細胞内酸素濃度の計測

 私たちの体は、約60兆個の細胞からなるといわれています。この膨大な数の細胞は、絶えず血流を通じて酸素と栄養が供給されないとその機能を果たすことができません。人間が何らかの理由で呼吸できない状態に陥ると、すぐに生命が奪われてしまうのは酸素の供給が絶たれて細胞が機能しなくなってしまうためです。
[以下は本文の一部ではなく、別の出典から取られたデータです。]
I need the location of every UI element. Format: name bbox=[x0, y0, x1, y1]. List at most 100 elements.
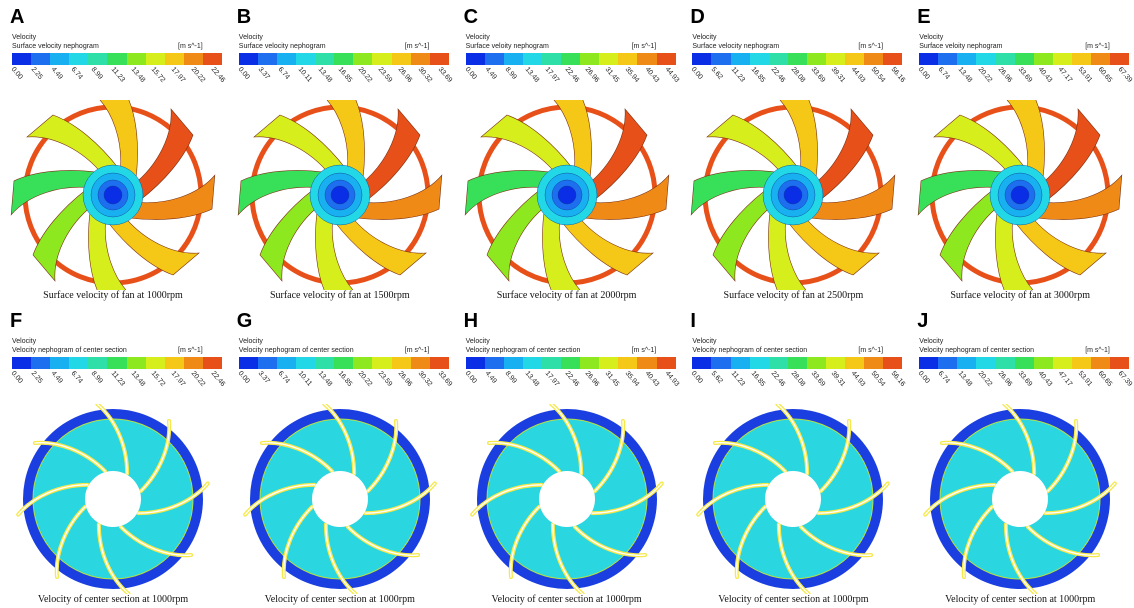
section-blade-line bbox=[736, 506, 767, 578]
fan-hub bbox=[557, 185, 576, 205]
section-blade-line bbox=[593, 420, 624, 492]
fan-blade-shape bbox=[999, 100, 1046, 182]
color-scale-segment bbox=[484, 53, 504, 65]
fan-blade bbox=[999, 100, 1046, 182]
section-blade-line bbox=[1027, 526, 1099, 556]
legend-subtitle: Velocity nephogram of center section bbox=[238, 347, 354, 354]
color-scale-segment bbox=[1071, 53, 1092, 65]
tick-label: 13.48 bbox=[129, 66, 147, 84]
section-blade bbox=[572, 525, 647, 558]
color-scale-segment bbox=[692, 53, 712, 65]
panel-letter: D bbox=[690, 6, 705, 28]
panel-j: J Velocity Velocity nephogram of center se… bbox=[907, 304, 1134, 608]
color-scale-segment bbox=[864, 53, 884, 65]
fan-surface-velocity-render bbox=[237, 100, 442, 290]
color-scale-segment bbox=[276, 357, 297, 369]
legend-subtitle: Surface velocity nephogram bbox=[692, 43, 780, 50]
fan-hub bbox=[784, 185, 803, 205]
color-scale-segment bbox=[692, 357, 712, 369]
fan-blade bbox=[479, 114, 574, 176]
color-scale-segment bbox=[522, 53, 542, 65]
section-blade-line bbox=[778, 523, 810, 594]
tick-label: 6.74 bbox=[276, 370, 291, 385]
tick-label: 28.08 bbox=[790, 370, 807, 388]
panel-letter: G bbox=[236, 310, 253, 332]
fan-blade bbox=[252, 114, 347, 176]
section-blade bbox=[96, 522, 131, 594]
section-blade bbox=[136, 481, 210, 516]
tick-label: 11.23 bbox=[109, 66, 126, 84]
fan-blade bbox=[807, 174, 896, 220]
color-scale-segment bbox=[522, 357, 542, 369]
panel-g: G Velocity Velocity nephogram of center se… bbox=[227, 304, 453, 608]
color-scale-segment bbox=[503, 357, 523, 369]
fan-surface-velocity-render bbox=[691, 100, 896, 290]
legend-unit: [m s^-1] bbox=[178, 347, 203, 354]
fan-blade bbox=[259, 188, 321, 282]
fan-blade bbox=[106, 214, 200, 276]
section-blade-line bbox=[98, 523, 130, 594]
section-blade-line bbox=[282, 506, 313, 578]
panel-e: E Velocity Surface veloity nephogram [m s^-… bbox=[907, 0, 1134, 304]
legend-subtitle: Velocity nephogram of center section bbox=[12, 347, 127, 354]
section-blade-line bbox=[56, 506, 86, 578]
section-hub-void bbox=[311, 471, 368, 527]
tick-labels: 0.00 5.62 11.23 16.85 22.46 28.08 33.69 39.31 44… bbox=[690, 66, 907, 96]
panel-h: H Velocity Velocity nephogram of center se… bbox=[454, 304, 680, 608]
fan-blade bbox=[314, 208, 361, 290]
color-scale-segment bbox=[107, 357, 127, 369]
fan-blade-shape bbox=[545, 100, 592, 182]
tick-label: 6.74 bbox=[69, 66, 84, 81]
color-scale-segment bbox=[12, 53, 32, 65]
fan-blade-shape bbox=[560, 214, 654, 276]
tick-label: 11.23 bbox=[730, 66, 747, 84]
color-scale-segment bbox=[637, 357, 657, 369]
color-scale-segment bbox=[465, 53, 485, 65]
section-blade-line bbox=[1044, 482, 1116, 514]
tick-label: 26.96 bbox=[996, 66, 1014, 84]
section-blade bbox=[592, 419, 625, 493]
tick-label: 22.46 bbox=[563, 370, 580, 388]
legend-title: Velocity bbox=[238, 338, 263, 345]
legend-unit: [m s^-1] bbox=[1085, 43, 1110, 50]
panel-letter: I bbox=[690, 310, 696, 332]
section-blade-line bbox=[591, 482, 663, 514]
panel-letter: F bbox=[10, 310, 23, 332]
tick-label: 26.96 bbox=[396, 370, 414, 388]
fan-blade-shape bbox=[106, 214, 200, 276]
tick-label: 0.00 bbox=[236, 370, 251, 385]
color-scale-segment bbox=[730, 53, 750, 65]
panel-caption: Surface velocity of fan at 1000rpm bbox=[43, 290, 183, 301]
tick-label: 40.43 bbox=[1036, 370, 1054, 388]
tick-label: 47.17 bbox=[1056, 370, 1074, 388]
tick-label: 33.69 bbox=[436, 66, 454, 84]
section-blade-line bbox=[818, 482, 889, 514]
color-scale-bar bbox=[12, 53, 223, 65]
panel-caption: Velocity of center section at 1000rpm bbox=[264, 594, 415, 605]
color-scale-segment bbox=[580, 357, 600, 369]
color-scale-segment bbox=[31, 53, 51, 65]
color-scale-segment bbox=[561, 357, 581, 369]
fan-blade bbox=[132, 108, 194, 202]
fan-blade-shape bbox=[691, 170, 780, 216]
tick-label: 26.96 bbox=[396, 66, 414, 84]
color-scale-segment bbox=[164, 357, 184, 369]
legend-unit: [m s^-1] bbox=[178, 43, 203, 50]
fan-blade-shape bbox=[813, 108, 874, 202]
panel-caption: Velocity of center section at 1000rpm bbox=[37, 594, 189, 605]
legend-unit: [m s^-1] bbox=[858, 43, 884, 50]
tick-label: 22.46 bbox=[770, 66, 787, 84]
color-scale-segment bbox=[238, 53, 258, 65]
section-blade bbox=[777, 522, 811, 594]
center-section-velocity-render bbox=[923, 404, 1117, 594]
fan-blade bbox=[1033, 174, 1123, 220]
tick-label: 17.97 bbox=[169, 66, 187, 84]
fan-blade-shape bbox=[807, 174, 896, 220]
section-blade bbox=[363, 481, 437, 516]
color-scale-segment bbox=[202, 357, 223, 369]
section-blade bbox=[469, 482, 544, 517]
tick-label: 3.37 bbox=[256, 370, 271, 385]
color-scale-segment bbox=[561, 53, 581, 65]
panel-caption: Surface velocity of fan at 1500rpm bbox=[269, 290, 410, 301]
section-blade-line bbox=[777, 404, 809, 475]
 図1Aは培養液を含むシャーレの底に接着して、外界から酸素の供給を受けながら生きている培養細胞を表した図です。この2次元に広がった細胞層の上を薄いガラスプレート(cover slip)で覆うとその下の細胞は上面からの酸素の供給が絶たれるため、低酸素状態に陥ると予想されます。細胞にあらかじめイリジウム錯体BTPDMを取り込ませておいてから、ガラスプレートのエッジ付近を蛍光顕微鏡で拡大して取った画像(図1Bの下)を見ると、プレートの内側の細胞が外側の細胞に比べて強く光っているのがわかります。さらに、プレートの内側と外側でBTPDMの発光寿命を取ったところ(図1Cのaとb)のようになり、酸素の供給が絶たれた細胞の寿命が長い、すなわち低酸素になっていることがわかりました。この寿命の値を解析することにより、プレートの内側の細胞の酸素分圧は6.9 mmHg、外側は166 mmHgとなり、内部がかなり低酸素状態に陥っていることが明らかになりました。